Relax Your Neck

Introduction

Relax your neck is a single endless runner game that allows users to navigate the mustang and avoid obstacles to run as far as they can. Users can control the navigation of the mustang by moving their heads up and down to stretch their necks. However, unlike other endless running games, our game is kept at an average uniform speed to prevent any injury during our game. Users can open up the game and check if their daily goal is fulfilled. They have to achieve either the step goal or the game goal to ensure they have enough exercise.


For tracking users' faces, it uses Apple's AR Face Tracking Feature with the depth camera. For making the game, it uses Apple's SpriteKit and Sprite Scene. For recording users' scores, it uses the FSCalendar, SAConfetti, and UserDefaults.

Control

When you are at the homepage, just click "Play" for playing the game. If you want to check the record, just click the "My Page" button.

In the game, you will control the mustang by heading up/down.

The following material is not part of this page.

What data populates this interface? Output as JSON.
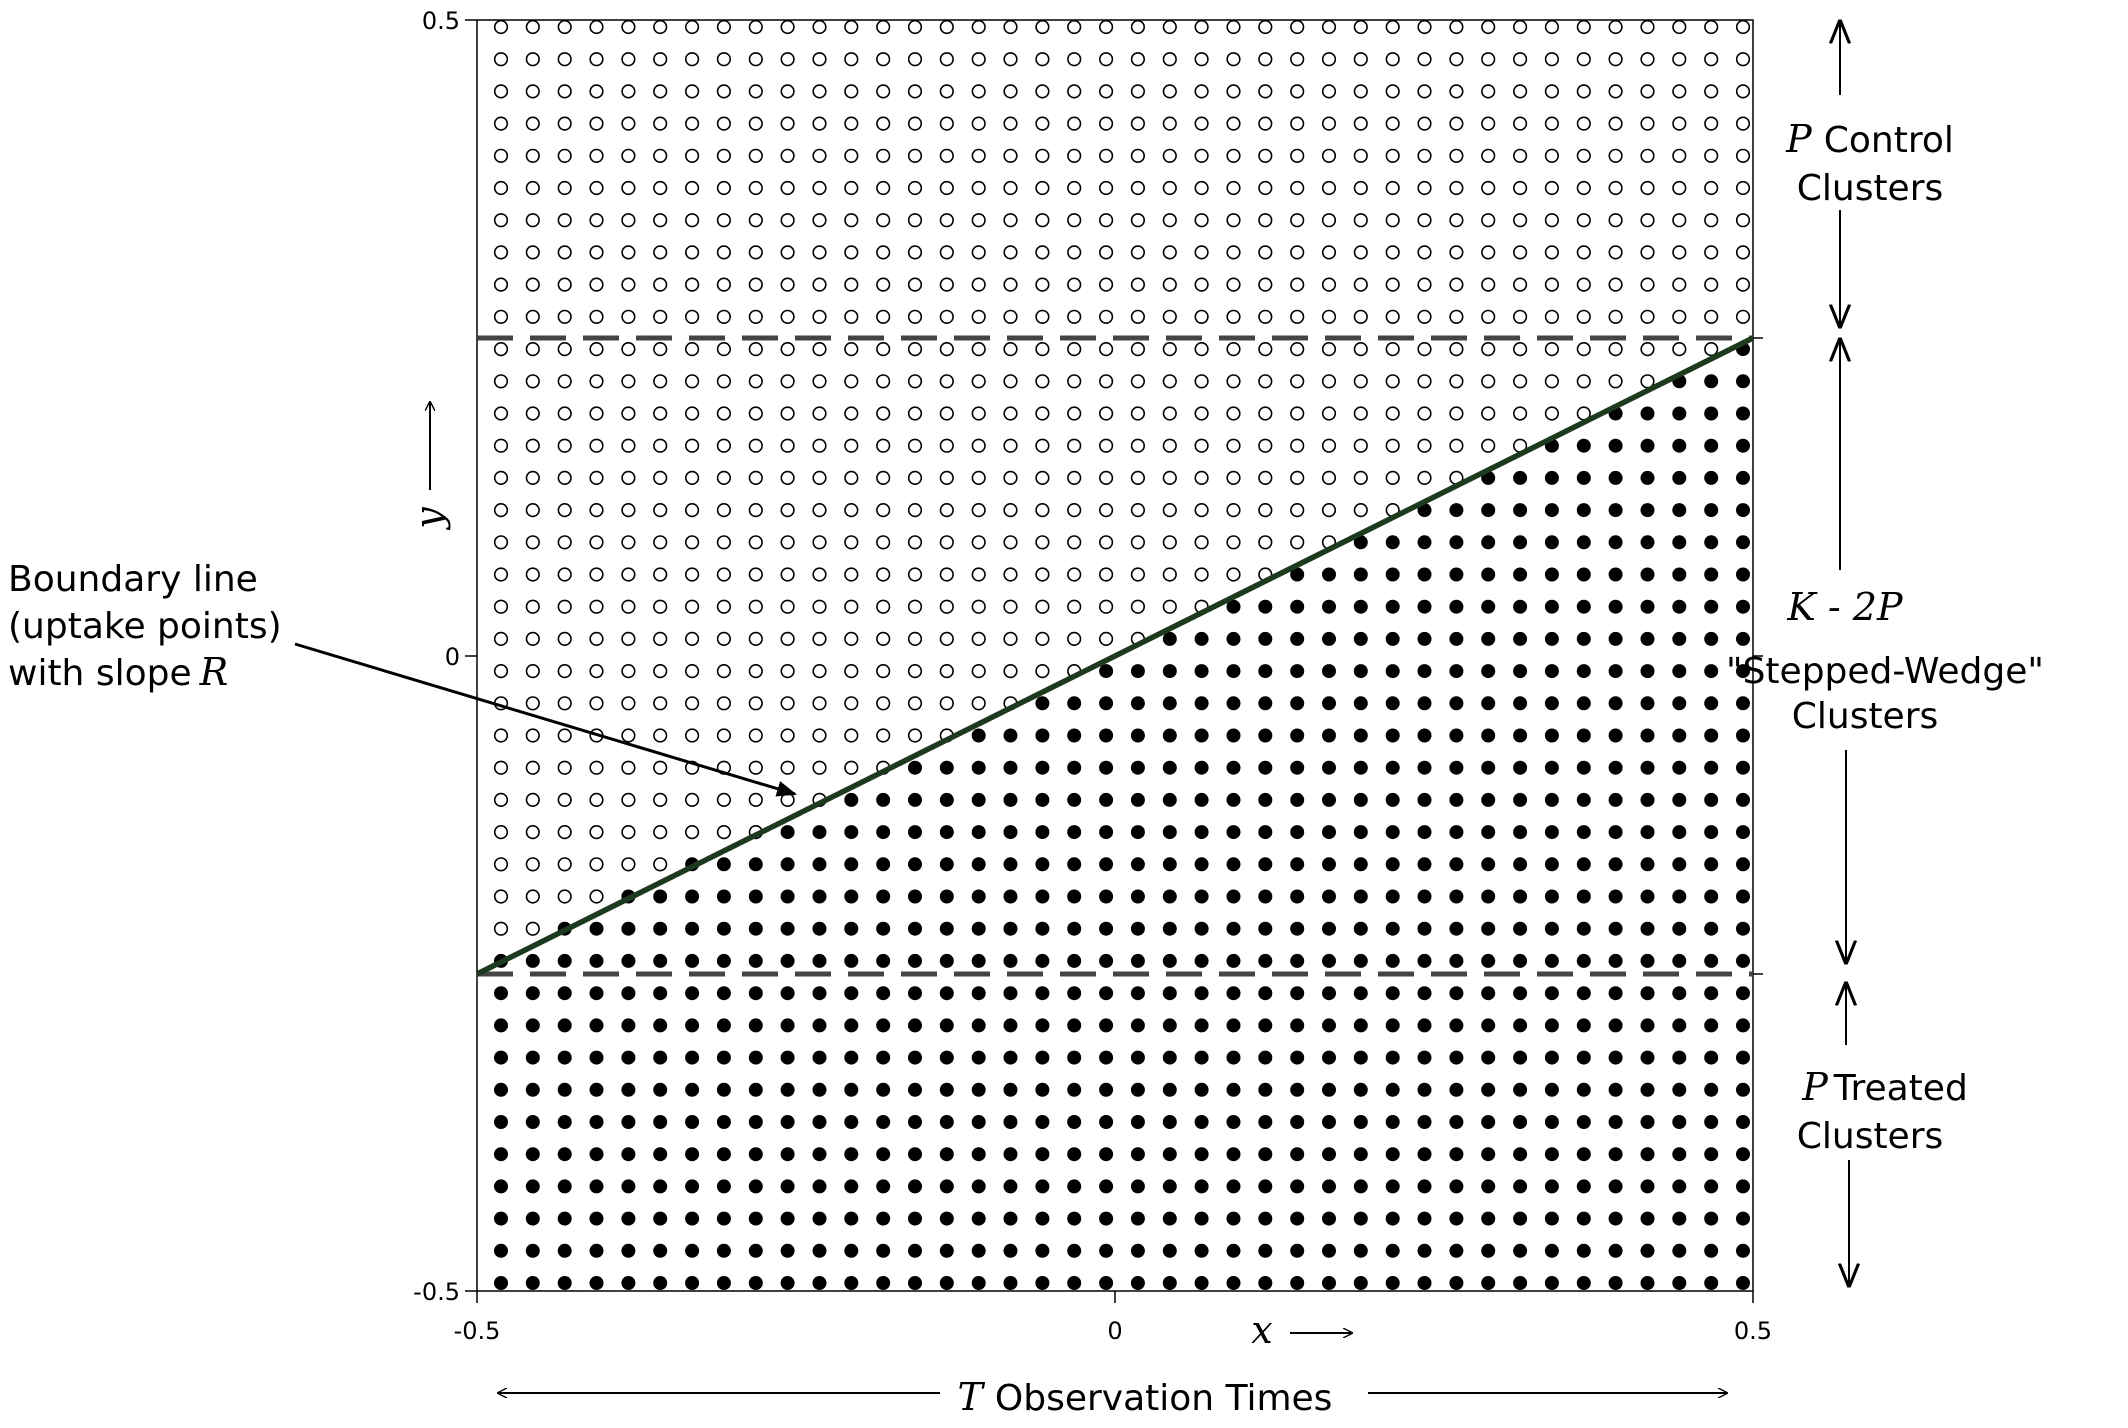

If your face is not captured by the depth camera, the game may be paused.

WHERE TO DOWNLOAD

Note: This game requires an iPhone 7 or after since it requires a depth camera. Running this game also requires Xcode and an Apple Developer Account.

Github Link: https://github.com/XuanZhai/Relax_Your_Neck

1: Download the release file from Github.

2: Open "Relax Your Neck.xcworkspace."

3: Connect your XCode with your iPhone.

4: Set the developer account up and run the program.

5: Have fun!

Project MemberS

This is a project created by a group of 4 people.

1: Xuan Zhai - Game Programmer, Game Designer

2: Yongjia Xu - UI Designer, UI Programmer

3: John Zhang - Video and Resource Developer

4: ZiCheng Ge - Video and Resource Developer

About this Project

Although this is a project in the CS5323 Mobile Application class, we are trying to keep developing it and make it better.

Our next idea is to combine it with Machine Learning.

The difficulty of this game will be modified based on the users' previous scores. The machine learning model will learn users' past experiences and update the difficulty of the game every time before users play.